Maybe think about it this way: there is an old fable that tells of the only survivor of a shipwreck washing up on a small, uninhabited island. The man cries out to God to save him, and every day he scans the horizon for help, but none seems forthcoming.

Exhausted, he eventually manages to build a rough hut and put his few possessions in it. One day, after hunting for food, he arrives home to find his little hut in flames, the smoke rolling up to the sky. The worst had happened, and he is stung with grief and desperation.

Early the next day, a ship draws near to the island and rescues him. Amazed, he asks the crew, “How did you know I was here?” They reply, “We saw your smoke signal.”  

The point is that just when you think everything has gone to ruin – just when you think all is lost – God is with you. 

Just when you think everything has gone to ruin – just when you think all is lost – God is with you. 

God always sends a sign – a rescue mission – and it’s crying out WAKE UP, get out of the mud, be patient.
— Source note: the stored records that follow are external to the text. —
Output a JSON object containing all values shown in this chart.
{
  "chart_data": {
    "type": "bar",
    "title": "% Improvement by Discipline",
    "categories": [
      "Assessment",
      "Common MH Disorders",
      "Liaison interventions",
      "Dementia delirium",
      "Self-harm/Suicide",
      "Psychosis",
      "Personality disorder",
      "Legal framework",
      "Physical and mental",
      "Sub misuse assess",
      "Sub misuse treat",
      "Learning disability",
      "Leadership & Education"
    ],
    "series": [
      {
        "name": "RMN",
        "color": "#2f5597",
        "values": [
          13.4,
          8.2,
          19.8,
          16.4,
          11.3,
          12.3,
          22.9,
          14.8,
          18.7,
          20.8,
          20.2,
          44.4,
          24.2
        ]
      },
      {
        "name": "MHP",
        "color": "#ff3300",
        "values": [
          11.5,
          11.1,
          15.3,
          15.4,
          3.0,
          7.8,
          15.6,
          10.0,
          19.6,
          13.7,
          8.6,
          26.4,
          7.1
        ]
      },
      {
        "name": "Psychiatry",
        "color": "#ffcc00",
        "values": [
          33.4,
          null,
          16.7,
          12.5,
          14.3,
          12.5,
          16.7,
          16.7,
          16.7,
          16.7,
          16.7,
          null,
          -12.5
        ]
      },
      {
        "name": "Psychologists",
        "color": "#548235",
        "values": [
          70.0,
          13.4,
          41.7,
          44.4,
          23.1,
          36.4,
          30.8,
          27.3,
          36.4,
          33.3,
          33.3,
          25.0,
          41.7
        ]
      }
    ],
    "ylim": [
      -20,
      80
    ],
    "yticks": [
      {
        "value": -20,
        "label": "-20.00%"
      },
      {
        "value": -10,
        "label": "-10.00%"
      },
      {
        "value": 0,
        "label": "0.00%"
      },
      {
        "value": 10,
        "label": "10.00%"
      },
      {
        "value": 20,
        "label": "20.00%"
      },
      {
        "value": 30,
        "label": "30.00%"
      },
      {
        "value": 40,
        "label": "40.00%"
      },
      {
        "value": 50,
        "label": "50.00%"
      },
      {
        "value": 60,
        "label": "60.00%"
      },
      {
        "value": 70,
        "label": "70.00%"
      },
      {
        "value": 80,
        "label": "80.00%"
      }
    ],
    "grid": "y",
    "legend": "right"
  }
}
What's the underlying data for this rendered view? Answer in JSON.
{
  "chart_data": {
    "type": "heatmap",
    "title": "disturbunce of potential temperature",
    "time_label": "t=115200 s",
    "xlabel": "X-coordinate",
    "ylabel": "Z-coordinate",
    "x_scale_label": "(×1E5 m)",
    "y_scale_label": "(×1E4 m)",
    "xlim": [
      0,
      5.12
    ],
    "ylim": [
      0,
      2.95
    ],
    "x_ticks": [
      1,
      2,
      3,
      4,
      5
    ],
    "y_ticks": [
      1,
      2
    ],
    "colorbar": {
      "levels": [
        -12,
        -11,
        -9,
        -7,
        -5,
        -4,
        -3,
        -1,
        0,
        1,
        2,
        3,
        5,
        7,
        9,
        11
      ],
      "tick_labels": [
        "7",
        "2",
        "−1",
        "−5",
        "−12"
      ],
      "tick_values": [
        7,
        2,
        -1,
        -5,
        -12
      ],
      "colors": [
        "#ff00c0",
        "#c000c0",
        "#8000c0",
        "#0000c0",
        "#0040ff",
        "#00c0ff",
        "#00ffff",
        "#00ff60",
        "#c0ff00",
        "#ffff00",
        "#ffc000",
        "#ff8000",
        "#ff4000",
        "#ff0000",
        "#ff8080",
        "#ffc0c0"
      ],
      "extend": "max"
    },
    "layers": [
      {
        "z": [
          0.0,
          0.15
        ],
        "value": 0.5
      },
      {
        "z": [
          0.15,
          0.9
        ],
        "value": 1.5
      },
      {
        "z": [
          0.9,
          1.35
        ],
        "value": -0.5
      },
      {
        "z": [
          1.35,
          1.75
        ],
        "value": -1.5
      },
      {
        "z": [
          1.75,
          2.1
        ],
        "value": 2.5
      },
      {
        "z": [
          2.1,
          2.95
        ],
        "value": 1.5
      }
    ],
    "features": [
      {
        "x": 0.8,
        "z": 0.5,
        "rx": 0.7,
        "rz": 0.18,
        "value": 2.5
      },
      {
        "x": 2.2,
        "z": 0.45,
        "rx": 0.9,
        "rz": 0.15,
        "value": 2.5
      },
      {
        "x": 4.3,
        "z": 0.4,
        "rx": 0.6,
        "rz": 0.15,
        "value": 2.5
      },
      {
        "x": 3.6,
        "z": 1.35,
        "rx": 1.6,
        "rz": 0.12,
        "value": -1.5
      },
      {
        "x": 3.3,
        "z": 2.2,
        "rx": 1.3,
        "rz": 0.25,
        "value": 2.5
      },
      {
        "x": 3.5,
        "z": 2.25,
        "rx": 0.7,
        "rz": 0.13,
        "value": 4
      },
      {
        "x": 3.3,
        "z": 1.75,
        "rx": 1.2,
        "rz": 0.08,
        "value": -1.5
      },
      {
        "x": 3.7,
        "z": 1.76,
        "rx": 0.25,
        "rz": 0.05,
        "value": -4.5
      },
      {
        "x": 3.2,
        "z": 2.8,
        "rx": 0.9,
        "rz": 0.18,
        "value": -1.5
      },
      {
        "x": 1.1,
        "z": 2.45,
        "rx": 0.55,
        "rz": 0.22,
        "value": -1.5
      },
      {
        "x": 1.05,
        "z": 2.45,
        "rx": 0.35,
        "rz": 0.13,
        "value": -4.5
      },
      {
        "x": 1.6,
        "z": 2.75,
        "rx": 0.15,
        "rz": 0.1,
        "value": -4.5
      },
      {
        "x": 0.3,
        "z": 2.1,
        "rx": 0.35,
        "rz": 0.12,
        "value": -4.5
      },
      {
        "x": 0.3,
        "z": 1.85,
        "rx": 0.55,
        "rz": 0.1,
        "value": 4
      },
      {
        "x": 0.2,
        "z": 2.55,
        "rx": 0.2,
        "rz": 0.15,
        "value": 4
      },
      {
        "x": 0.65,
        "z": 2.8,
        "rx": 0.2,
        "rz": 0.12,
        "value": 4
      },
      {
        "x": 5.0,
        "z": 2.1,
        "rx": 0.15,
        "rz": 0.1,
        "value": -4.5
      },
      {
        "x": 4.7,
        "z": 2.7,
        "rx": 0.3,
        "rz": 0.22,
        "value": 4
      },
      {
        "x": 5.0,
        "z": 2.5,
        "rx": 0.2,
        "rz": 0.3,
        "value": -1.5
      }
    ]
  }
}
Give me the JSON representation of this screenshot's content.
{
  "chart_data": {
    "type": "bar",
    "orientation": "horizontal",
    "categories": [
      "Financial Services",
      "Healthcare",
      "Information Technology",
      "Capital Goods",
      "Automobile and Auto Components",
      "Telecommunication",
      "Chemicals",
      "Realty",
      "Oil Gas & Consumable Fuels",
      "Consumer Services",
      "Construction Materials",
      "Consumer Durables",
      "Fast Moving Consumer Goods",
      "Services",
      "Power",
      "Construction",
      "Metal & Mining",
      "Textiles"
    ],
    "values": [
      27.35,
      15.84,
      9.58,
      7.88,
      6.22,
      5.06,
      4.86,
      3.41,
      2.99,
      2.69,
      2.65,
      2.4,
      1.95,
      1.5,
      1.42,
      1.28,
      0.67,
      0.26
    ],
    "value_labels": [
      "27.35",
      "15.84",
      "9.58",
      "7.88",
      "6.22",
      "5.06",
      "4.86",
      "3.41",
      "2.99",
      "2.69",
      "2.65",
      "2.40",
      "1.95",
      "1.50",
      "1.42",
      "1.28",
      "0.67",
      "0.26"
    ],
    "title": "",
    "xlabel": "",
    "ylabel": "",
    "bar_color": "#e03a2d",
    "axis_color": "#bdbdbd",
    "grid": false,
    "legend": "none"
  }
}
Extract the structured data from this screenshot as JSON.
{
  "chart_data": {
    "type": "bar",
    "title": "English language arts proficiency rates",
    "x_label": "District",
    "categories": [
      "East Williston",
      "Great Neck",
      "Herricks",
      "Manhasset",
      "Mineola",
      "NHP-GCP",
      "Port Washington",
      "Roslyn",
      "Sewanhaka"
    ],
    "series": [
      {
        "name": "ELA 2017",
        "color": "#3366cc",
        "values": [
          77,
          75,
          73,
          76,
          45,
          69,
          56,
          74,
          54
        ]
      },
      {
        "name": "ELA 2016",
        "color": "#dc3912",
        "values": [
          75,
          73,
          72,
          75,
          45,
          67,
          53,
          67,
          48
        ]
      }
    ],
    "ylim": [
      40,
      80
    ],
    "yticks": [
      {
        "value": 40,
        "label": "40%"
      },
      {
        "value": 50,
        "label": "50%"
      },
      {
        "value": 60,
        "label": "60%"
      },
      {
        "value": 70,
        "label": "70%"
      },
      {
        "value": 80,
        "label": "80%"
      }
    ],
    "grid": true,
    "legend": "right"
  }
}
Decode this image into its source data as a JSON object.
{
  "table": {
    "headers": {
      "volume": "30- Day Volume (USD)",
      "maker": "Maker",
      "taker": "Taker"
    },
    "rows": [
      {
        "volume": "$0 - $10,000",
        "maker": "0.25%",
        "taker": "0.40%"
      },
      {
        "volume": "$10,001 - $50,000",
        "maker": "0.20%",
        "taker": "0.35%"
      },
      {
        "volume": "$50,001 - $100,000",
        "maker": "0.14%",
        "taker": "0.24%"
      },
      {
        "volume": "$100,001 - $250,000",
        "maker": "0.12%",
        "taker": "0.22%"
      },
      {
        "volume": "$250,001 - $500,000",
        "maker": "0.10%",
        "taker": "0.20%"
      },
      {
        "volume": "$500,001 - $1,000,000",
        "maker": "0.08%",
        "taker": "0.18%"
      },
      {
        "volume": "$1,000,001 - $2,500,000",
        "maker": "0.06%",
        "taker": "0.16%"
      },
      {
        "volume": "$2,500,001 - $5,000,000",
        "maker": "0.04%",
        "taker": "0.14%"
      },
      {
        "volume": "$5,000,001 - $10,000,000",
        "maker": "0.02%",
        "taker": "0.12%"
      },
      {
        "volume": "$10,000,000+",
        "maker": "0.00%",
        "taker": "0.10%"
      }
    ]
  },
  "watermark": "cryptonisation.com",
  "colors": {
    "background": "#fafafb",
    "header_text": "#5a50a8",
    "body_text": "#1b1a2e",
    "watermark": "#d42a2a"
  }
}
Because Jesus is coming to transform you and rescue you.

That is the hope and promise of Advent. That is our hope and promise in Christ for eternity.

Reality Changing Observations:

1. Why do you think that people tend to “sleep” on their spiritual growth?

2. In what ways are you being called to personally “wake up?”

3. What is one aspect of your life where increased patience would benefit your health?